Thursday, January 28, 2010

Making small trees out of large ones

Pink Bloodwood
Corymbia intermedia (Eucalyptus intermedia)
These lovely trees are flowering all around the district at the moment, and attracting honeyeating birds, butterflies, bees and sundry other insects with their heavy, honey scent.

This particular specimen has been coppiced - i.e. cut off at the ankles. I would estimate that the original trunk was about 50cm diameter. Regrowth has given it these seven sturdy trunks, and the result is a tree that is less than half the height of a single-trunked specimen (see photo below). This is a good way to treat any gumtree that is getting too large for its situation (and a way to have a “cut-and-come-again” firewood supply). If you want to try it, a good height to cut is about 15cm from the ground.

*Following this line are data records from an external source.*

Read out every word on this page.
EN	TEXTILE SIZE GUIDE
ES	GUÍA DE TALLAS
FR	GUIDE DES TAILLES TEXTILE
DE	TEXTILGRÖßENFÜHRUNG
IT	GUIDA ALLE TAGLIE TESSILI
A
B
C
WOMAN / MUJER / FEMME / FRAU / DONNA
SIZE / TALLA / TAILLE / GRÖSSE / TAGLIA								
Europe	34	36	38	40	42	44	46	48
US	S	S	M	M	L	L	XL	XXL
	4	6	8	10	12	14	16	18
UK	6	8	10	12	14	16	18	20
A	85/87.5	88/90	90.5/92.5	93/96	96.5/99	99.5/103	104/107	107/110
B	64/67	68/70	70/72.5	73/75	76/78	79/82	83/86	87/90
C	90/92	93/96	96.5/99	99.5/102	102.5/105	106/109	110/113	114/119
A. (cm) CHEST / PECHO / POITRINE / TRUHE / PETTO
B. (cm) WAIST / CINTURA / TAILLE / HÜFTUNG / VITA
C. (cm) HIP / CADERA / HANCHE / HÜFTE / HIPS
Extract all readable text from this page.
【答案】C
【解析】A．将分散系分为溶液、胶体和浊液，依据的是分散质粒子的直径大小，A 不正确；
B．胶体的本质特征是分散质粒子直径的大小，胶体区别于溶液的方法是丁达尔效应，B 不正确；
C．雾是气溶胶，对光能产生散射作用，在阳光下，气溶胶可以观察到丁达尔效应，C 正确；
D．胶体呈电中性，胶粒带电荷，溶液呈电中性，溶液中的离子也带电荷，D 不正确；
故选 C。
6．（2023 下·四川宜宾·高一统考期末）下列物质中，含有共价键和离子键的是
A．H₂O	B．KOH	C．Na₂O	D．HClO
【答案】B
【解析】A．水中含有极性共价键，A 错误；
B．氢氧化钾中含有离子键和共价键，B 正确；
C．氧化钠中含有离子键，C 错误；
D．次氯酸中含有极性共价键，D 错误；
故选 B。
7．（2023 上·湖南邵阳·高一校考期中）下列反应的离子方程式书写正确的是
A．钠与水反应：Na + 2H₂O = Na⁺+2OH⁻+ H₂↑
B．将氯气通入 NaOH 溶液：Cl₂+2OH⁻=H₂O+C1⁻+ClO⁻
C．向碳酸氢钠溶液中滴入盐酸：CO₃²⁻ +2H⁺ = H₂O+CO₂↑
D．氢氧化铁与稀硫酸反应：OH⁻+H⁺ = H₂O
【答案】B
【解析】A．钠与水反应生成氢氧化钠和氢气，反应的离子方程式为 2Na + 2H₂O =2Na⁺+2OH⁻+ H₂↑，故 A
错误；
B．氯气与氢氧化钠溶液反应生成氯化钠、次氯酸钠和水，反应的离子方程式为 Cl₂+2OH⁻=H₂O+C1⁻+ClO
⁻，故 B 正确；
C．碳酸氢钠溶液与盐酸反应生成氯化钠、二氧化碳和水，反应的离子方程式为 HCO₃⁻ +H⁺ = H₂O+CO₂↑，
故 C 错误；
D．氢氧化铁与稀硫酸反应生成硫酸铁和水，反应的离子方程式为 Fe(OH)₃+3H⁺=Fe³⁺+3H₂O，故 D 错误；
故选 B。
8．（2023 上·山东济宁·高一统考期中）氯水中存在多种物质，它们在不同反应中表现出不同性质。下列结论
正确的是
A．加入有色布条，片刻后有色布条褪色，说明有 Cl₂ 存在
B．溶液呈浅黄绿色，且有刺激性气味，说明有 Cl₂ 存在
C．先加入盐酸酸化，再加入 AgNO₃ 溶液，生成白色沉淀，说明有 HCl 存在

The Corymbia species, which include the bloodwoods and the well-known spotted gum, were once part of the genus “Eucalyptus”. They have now been separated out into a genus of their own, and can be distinguished from true eucalypts by their flowering habit - the flowers are clustered showily on the outside of the canopy, instead of being down amongst the leaves. Locally, gum-tree-like trees which flower like this are either Corymbias or applegums (Angophora species).

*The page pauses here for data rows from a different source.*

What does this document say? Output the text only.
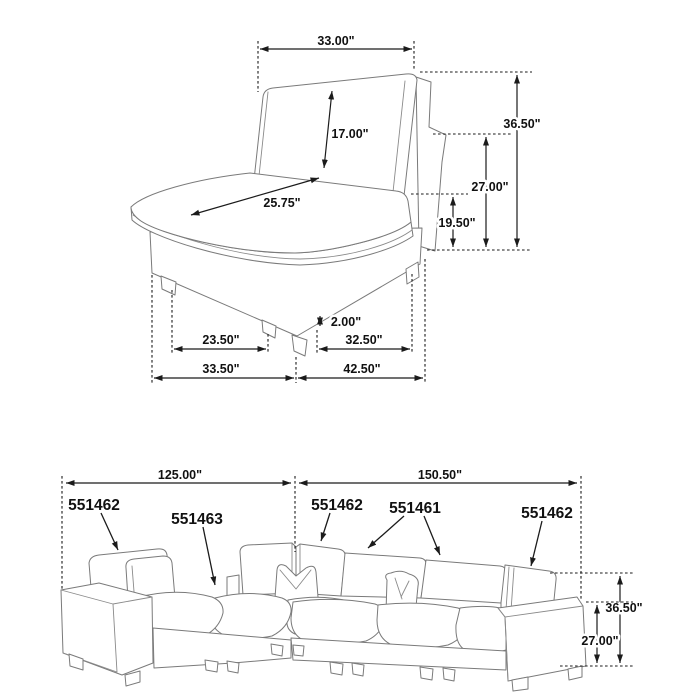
33.00"
36.50"
27.00"
19.50"
17.00"
25.75"
2.00"
23.50"	32.50"
33.50"	42.50"
125.00"	150.50"
36.50"
27.00"
551462
551463
551462 551461	551462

Pink bloodwoods are common trees on our local red soil. Koalas eat the leaves, and this is considered to be an important food tree for greater gliders. These lovely animals only eat the leaves of one or two tree species in any given area, so are very vulnerable to the loss of habitat. We could be replacing this habitat, especially in acreage gardens, but, alas, non-local Eucalyptus species are so much easier to buy in local nurseries.
Pink bloodwoods are ornamental from an early age. They are well-shaped trees, and flower from an early age - well worth seeking out.